Marquant un temps d’arrêt, peu habitué à gouter aux joies des bains de foule, les deux thaumaturges sortent ensuite une bouteille de lait contenant un liquide verdâtre, qui se met à fumer une fois le bouchon enlevé. Après avoir fait boire de force le comateux, les deux frères reculent, les bras croisés, toisant le ramas des curieux.
Mais rien ne se passe.
Au bout d’une minute, l’inspecteur lâche un léger rot, tirant un sourire de la part de Jeikel.
Mais il ne bouge pas plus.
Au bout de cinq minutes, Jacquouille souffle tel un ventilateur, trouvant le temps long. Paô-Paô le calme comme il peut, lui expliquant que de toute façon, ils n’ont rien d’autre à glander de leur journée.

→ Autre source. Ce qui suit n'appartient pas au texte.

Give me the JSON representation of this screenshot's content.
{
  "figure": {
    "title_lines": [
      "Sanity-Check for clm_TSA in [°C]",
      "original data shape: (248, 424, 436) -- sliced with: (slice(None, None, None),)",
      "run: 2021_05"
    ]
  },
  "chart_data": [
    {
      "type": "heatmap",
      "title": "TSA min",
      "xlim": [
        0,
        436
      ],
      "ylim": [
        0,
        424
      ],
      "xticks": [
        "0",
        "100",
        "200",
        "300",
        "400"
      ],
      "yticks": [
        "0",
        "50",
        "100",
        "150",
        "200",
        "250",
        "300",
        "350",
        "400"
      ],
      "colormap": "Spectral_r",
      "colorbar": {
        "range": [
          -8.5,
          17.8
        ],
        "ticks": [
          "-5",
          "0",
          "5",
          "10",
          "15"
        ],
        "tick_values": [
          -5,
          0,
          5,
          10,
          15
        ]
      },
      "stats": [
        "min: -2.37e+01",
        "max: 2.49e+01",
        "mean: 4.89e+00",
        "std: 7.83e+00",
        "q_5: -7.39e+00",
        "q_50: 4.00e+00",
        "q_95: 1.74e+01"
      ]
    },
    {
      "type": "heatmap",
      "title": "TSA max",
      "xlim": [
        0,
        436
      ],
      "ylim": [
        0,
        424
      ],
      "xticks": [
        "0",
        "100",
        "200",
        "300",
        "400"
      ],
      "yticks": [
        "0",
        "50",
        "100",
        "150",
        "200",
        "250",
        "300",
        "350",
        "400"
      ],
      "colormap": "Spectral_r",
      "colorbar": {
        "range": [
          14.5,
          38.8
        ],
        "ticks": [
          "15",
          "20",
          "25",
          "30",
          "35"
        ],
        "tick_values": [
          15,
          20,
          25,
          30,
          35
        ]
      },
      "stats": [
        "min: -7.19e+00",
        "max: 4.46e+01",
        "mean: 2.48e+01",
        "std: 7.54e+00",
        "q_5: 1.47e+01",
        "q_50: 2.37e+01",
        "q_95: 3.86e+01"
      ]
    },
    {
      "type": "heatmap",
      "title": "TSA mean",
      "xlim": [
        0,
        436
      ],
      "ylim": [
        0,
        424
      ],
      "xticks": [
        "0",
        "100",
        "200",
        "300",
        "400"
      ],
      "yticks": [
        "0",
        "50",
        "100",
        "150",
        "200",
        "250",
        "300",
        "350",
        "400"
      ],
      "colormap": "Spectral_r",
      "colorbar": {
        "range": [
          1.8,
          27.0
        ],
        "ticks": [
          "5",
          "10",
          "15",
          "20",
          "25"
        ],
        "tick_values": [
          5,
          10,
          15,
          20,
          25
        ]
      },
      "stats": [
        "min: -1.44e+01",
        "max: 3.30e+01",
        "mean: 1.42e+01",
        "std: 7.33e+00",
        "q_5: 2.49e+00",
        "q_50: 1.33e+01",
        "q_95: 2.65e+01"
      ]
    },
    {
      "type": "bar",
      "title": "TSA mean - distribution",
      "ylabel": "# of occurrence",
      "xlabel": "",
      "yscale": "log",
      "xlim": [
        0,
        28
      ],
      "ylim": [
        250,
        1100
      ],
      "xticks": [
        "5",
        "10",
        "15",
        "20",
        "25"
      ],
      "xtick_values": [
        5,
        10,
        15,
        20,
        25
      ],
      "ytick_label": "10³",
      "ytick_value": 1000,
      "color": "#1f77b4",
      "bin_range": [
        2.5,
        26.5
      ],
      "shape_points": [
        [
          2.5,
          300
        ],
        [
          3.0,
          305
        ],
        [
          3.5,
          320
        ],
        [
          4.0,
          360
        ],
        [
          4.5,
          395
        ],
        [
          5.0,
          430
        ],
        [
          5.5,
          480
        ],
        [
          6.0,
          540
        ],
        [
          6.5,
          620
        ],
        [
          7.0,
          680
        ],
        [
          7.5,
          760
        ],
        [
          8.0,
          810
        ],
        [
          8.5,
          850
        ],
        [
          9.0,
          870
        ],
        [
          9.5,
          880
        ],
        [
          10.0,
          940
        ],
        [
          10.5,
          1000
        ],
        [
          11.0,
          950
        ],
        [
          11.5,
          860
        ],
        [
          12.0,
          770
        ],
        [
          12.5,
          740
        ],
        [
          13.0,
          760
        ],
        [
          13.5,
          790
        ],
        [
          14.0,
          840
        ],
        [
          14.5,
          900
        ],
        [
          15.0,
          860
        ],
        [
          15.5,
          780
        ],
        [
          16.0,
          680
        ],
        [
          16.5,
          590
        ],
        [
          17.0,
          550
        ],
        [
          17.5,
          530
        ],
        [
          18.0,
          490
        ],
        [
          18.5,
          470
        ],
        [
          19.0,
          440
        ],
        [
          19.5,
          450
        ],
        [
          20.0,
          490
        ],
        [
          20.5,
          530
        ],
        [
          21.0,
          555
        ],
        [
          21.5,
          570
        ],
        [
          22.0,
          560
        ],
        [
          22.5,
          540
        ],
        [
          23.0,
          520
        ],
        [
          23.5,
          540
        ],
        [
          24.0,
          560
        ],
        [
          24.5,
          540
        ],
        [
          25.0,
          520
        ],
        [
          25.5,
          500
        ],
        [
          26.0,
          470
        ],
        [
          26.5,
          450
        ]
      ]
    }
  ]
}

Puis, d’un coup, Gadgeto ouvre les yeux, grommelle des paroles énigmatiques proches des borborygmes caractéristiques que l’on fait pour se rincer la bouche après s’être lavé les dents. Puis il se lève, frais et dispo, scrutant la foule qui l’observe, incrédule. Il détaille un à un les visages de l’assistance, avant de pointer son doigt vers le plafond.

— Go Go Gadgeto Limace…

Le regard de l’inspecteur se vide instantanément. D’un geste lent, mais sûr, il se tourne vers la couverture, s’en saisit, avant de l’étaler sur le sol. Puis, il s’allonge dessus, et d’une volte, s’enroule à l’intérieur, à la façon d’une salade dans un wrap.
Ainsi engoncé de façon très étrange, il se met à baver, et à ramper, pour se diriger vers la porte de sa chambre, probablement dans le but de sortir, sous le cillement incrédule de l’ensemble de l’assistance.
Ce n’est qu’une fois que Jacquouille, un tantinet affolé, fusilla du regard les deux jumeaux, que ces derniers prennent la peine de s’expliquer.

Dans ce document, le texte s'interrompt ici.